日本ではメッセンジャーアプリといえばLINEを利用している人が圧倒的に多いが、世界中を見渡すとWhatsAppやFacebookのMessenger、WeChat、Kakao、Viberなどたくさんのメッセンジャーアプリが存在している。

そしてスマートフォンの世界的な普及に伴って、メッセンジャーアプリの利用者数は世界規模で増加している。Facebook傘下で世界最大のメッセンジャーアプリであるWhatsAppは月間アクティブユーザー数が全世界で8億人、FacebookのMessengerは7億人、LINEが2億5,000万人いる。1人で複数のメッセンジャーアプリを相手に応じて使い分けている人もたくさん存在している。

また海外では今でもメッセンジャーアプリと併用してショートメッセージ(SMS)の利用が一般的である。日本では15年以上前から、NTTドコモなどの通信事業者が提供しているメールサービスの方が一般的であったことや、通信事業者間でのSMS送受信が長いことできなかったことから、SMS利用は一般的でなかった。

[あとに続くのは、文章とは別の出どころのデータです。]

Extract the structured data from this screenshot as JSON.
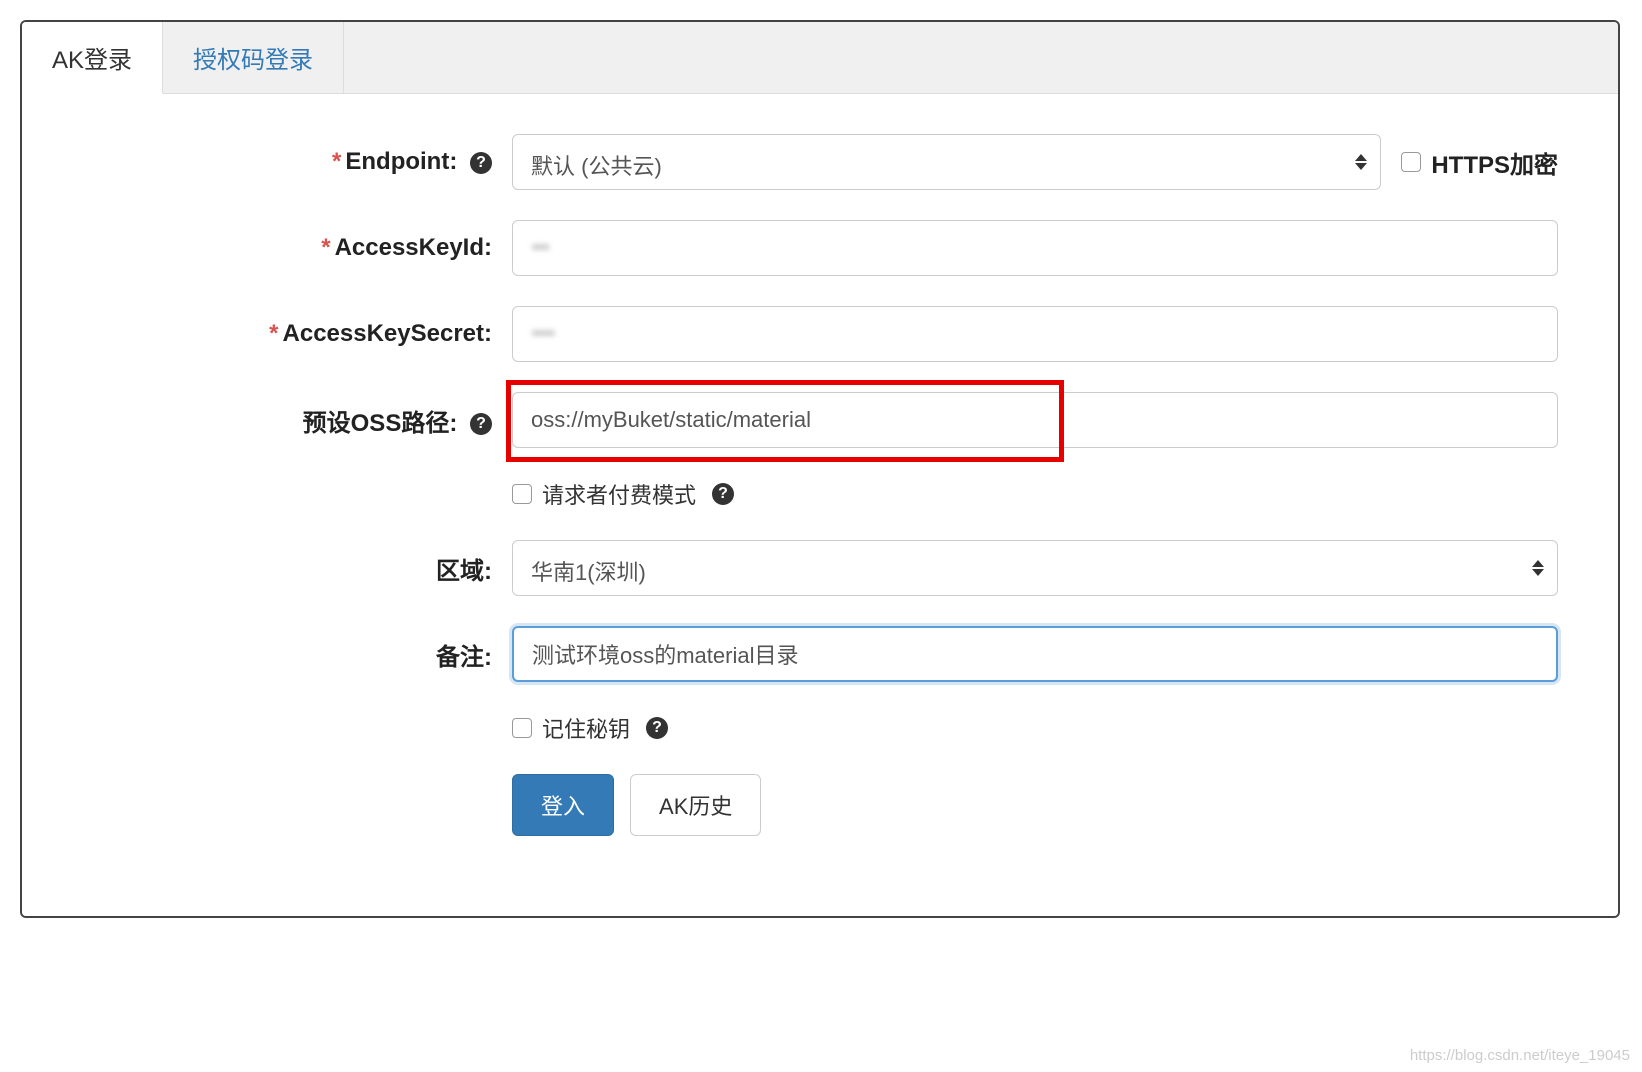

ジュニパーリサーチの調査によると、2014年のメッセージ市場の市場規模は1,130億5,000万ドルだったが、2019年には1,120億9,000万ドルに減少すると言われている。この市場規模の数字のほとんどがショートメッセージ(SMS)の収入である。メッセージの主流は携帯電話でのショートメッセージ(SMS)である。SMSはどのような携帯電話でも搭載されている機能なので、貧富や老若男女問わずに誰もが頻繁にSMSを送受信している。

メッセンジャーアプリの収入はSMSと比べると1%以下もなく、メッセージ市場の構造はこれからも変わらない。

■氾濫するプリペイドSIM

一方で、今後もメッセンジャーアプリの利用は増加すると予測されており、2014年には1年で31兆通だったメッセージは2019年までに100兆通まで拡大すると想定されている。

メッセンジャーアプリは基本的にアプリ同士では無料で音声通話やテキストや写真、動画などの送受信が利用できる。SMSは1通につきいくらという通信事業者が設定した値段で有料である。

無料だからSMSよりもメッセンジャーアプリの方が人気あるのは1つの要因である。しかし、SMSよりもメッセンジャーアプリの方が使い勝手が良いのだ。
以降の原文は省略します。